Former BBC presenter Dan Walker has said the BBC made a ‘mistake’ in its coverage of Prince Philip’s death, which was actually the corporation’s most-complained about television moment of 2021 by viewers.
The Duke Of Edinburgh died at Windsor Castle in April 2021 at the age of 99, prompting the network to clear its schedules across both BBC One and BBC Two to run a series of mirrored special programmes.
The coverage also took over the news channel and BBC radio stations.
However, Dan, who is due to start as a 5 News anchor on Monday having departed from his BBC Breakfast role, has claimed that the blanket coverage was a ‘mistake’ and shouldn’t have been ‘forced’ to viewers across the nation.
He said: ‘When the Duke of Edinburgh did die, I do think that the BBC did make a mistake in putting the same output on BBC One on BBC Two.’
Dan added that the criticism the corporation received over this coverage was ‘rightly so.’
Ex-BBC presenter Dan Walker branded the blanket coverage a ‘mistake’ (Picture: MCPIX/REX/Shutterstock)
‘I think that’s where the balance should have come in,’ he continued. ‘Because you can’t force grief upon a nation.
‘You can report on it… but you can’t make everybody feel the same way.’
Prince Philip died in April last year (Picture: Getty Images)
A total of 109,741 people complained about the BBC’s decision to clear its schedules across BBC One and BBC Two to run a series programmes about the late royal.
The broadcaster said at the time: ‘We received complaints about our coverage of the passing of HRH The Prince Philip, Duke of Edinburgh.
‘The passing of HRH The Prince Philip, Duke of Edinburgh was a significant event which generated a lot of interest both nationally and internationally.
The BBC’s wall-to-wall coverage following Prince Philip’s death sparked thousands of complaints (Picture: Getty)
‘We acknowledge some viewers were unhappy with the level of coverage given, and impact this had on the billed TV and Radio schedules.
‘We do not make such changes without careful consideration and the decisions made reflect the role the BBC plays as the national broadcaster, during moments of national significance.
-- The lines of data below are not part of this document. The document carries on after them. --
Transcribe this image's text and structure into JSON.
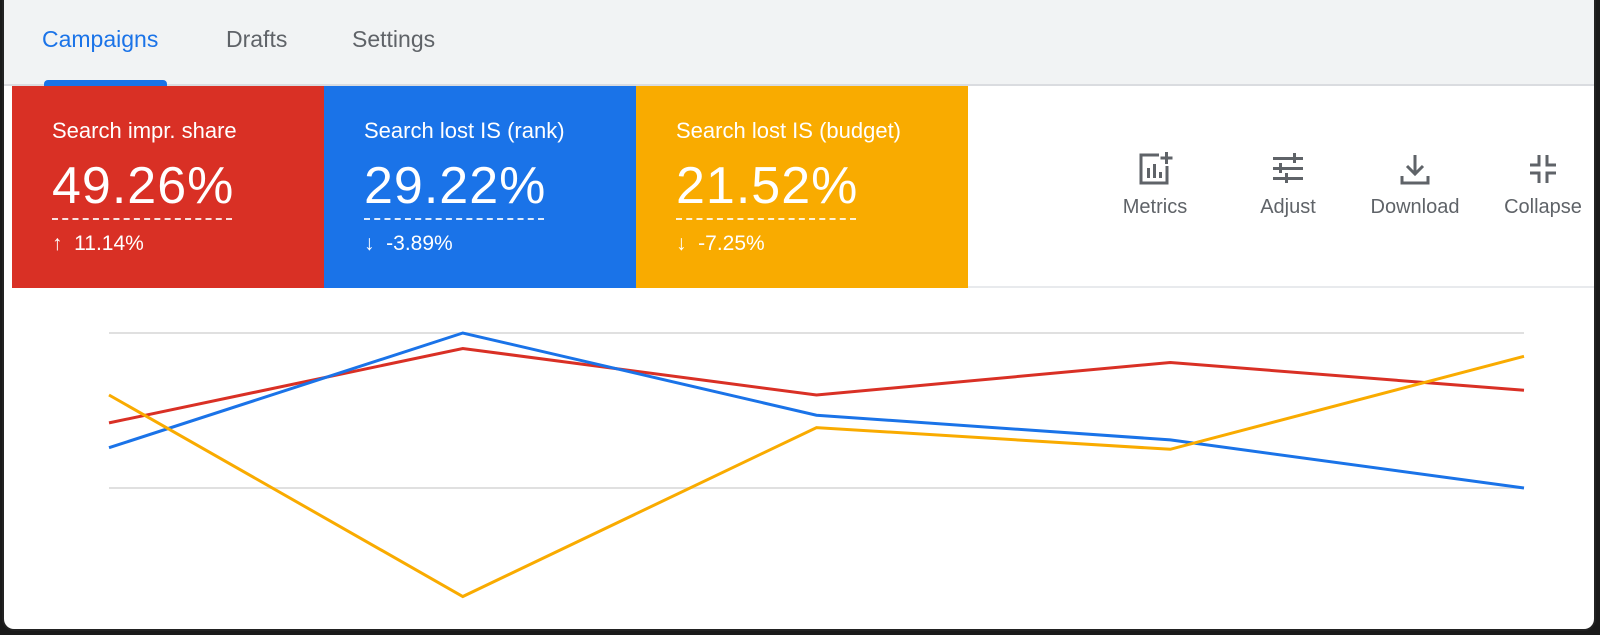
{
  "tabs": [
    {
      "label": "Campaigns",
      "active": true
    },
    {
      "label": "Drafts",
      "active": false
    },
    {
      "label": "Settings",
      "active": false
    }
  ],
  "scorecards": [
    {
      "label": "Search impr. share",
      "value": "49.26%",
      "delta_icon": "↑",
      "delta": "11.14%",
      "color": "#d93025"
    },
    {
      "label": "Search lost IS (rank)",
      "value": "29.22%",
      "delta_icon": "↓",
      "delta": "-3.89%",
      "color": "#1a73e8"
    },
    {
      "label": "Search lost IS (budget)",
      "value": "21.52%",
      "delta_icon": "↓",
      "delta": "-7.25%",
      "color": "#f9ab00"
    }
  ],
  "toolbar": {
    "metrics": {
      "label": "Metrics",
      "icon": "metrics-add-icon"
    },
    "adjust": {
      "label": "Adjust",
      "icon": "tune-icon"
    },
    "download": {
      "label": "Download",
      "icon": "download-icon"
    },
    "collapse": {
      "label": "Collapse",
      "icon": "collapse-icon"
    }
  },
  "chart_data": {
    "type": "line",
    "x": [
      0,
      1,
      2,
      3,
      4
    ],
    "title": "",
    "xlabel": "",
    "ylabel": "",
    "grid": true,
    "gridlines": 2,
    "legend": "none (series identified by scorecard colors)",
    "value_scale_note": "Placeholders only. The y-axis has no labels, so these numbers are plotted pixel positions inverted onto a 0-100 range, not the metric's actual values.",
    "series": [
      {
        "name": "Search impr. share",
        "color": "#d93025",
        "values": [
          42,
          90,
          60,
          81,
          63
        ]
      },
      {
        "name": "Search lost IS (rank)",
        "color": "#1a73e8",
        "values": [
          26,
          100,
          47,
          31,
          0
        ]
      },
      {
        "name": "Search lost IS (budget)",
        "color": "#f9ab00",
        "values": [
          60,
          -70,
          39,
          25,
          85
        ]
      }
    ]
  }
}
‘We are grateful for all feedback, and we always listen to the response from our audiences.’
Director-general Tim Davie said during a BBC board meeting on April 22 that ‘lessons will be learned’ from the coverage and complaints.
The Queen, who sat alone due to Coronavirus restrictions during Prince Philip’s funeral, had been married to The Duke of Edinburgh since 1947 (Pictures: PA)
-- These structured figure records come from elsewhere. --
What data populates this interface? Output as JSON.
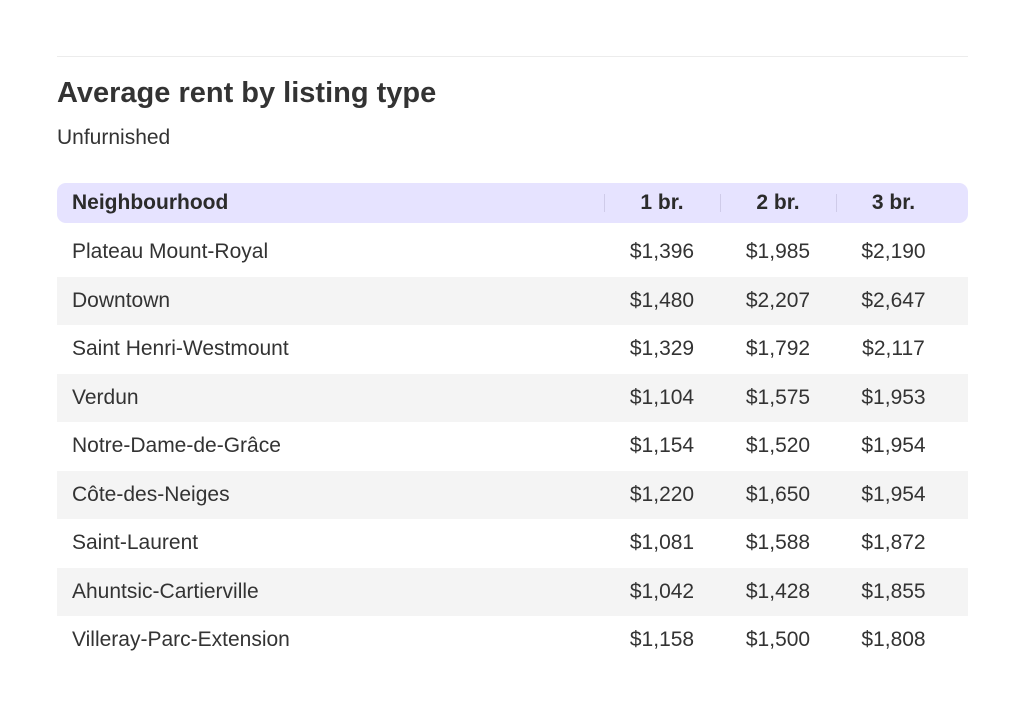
{
  "title": "Average rent by listing type",
  "subtitle": "Unfurnished",
  "table": {
    "headers": [
      "Neighbourhood",
      "1 br.",
      "2 br.",
      "3 br."
    ],
    "rows": [
      [
        "Plateau Mount-Royal",
        "$1,396",
        "$1,985",
        "$2,190"
      ],
      [
        "Downtown",
        "$1,480",
        "$2,207",
        "$2,647"
      ],
      [
        "Saint Henri-Westmount",
        "$1,329",
        "$1,792",
        "$2,117"
      ],
      [
        "Verdun",
        "$1,104",
        "$1,575",
        "$1,953"
      ],
      [
        "Notre-Dame-de-Grâce",
        "$1,154",
        "$1,520",
        "$1,954"
      ],
      [
        "Côte-des-Neiges",
        "$1,220",
        "$1,650",
        "$1,954"
      ],
      [
        "Saint-Laurent",
        "$1,081",
        "$1,588",
        "$1,872"
      ],
      [
        "Ahuntsic-Cartierville",
        "$1,042",
        "$1,428",
        "$1,855"
      ],
      [
        "Villeray-Parc-Extension",
        "$1,158",
        "$1,500",
        "$1,808"
      ]
    ]
  },
  "colors": {
    "header_bg": "#e6e3ff",
    "alt_row_bg": "#f4f4f4",
    "text": "#333333"
  }
}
According to minutes from the meeting, Mr Davie said its coverage had ‘reflected the role of the BBC as the national broadcaster’ and praised the response of the production teams as ‘accomplished’.
The minutes continued: ‘The audience for the funeral coverage was very strong delivering a peak of over 13 million viewers, while viewing on the night of the announcement was lower than expected at 2.6 million across BBC One and BBC Two.
‘The decision to simulcast coverage across BBC One and BBC Two had resulted in a record number of complaints. The executive were looking at lessons to be learned.’
Last month, Dan bid farewell to the early morning news programme over at BBC, which he first joined in 2016.
Not long after, he revealed he had headed over to the Channel 5 studio to take a look around his new workplace… and he seemed to like what he saw.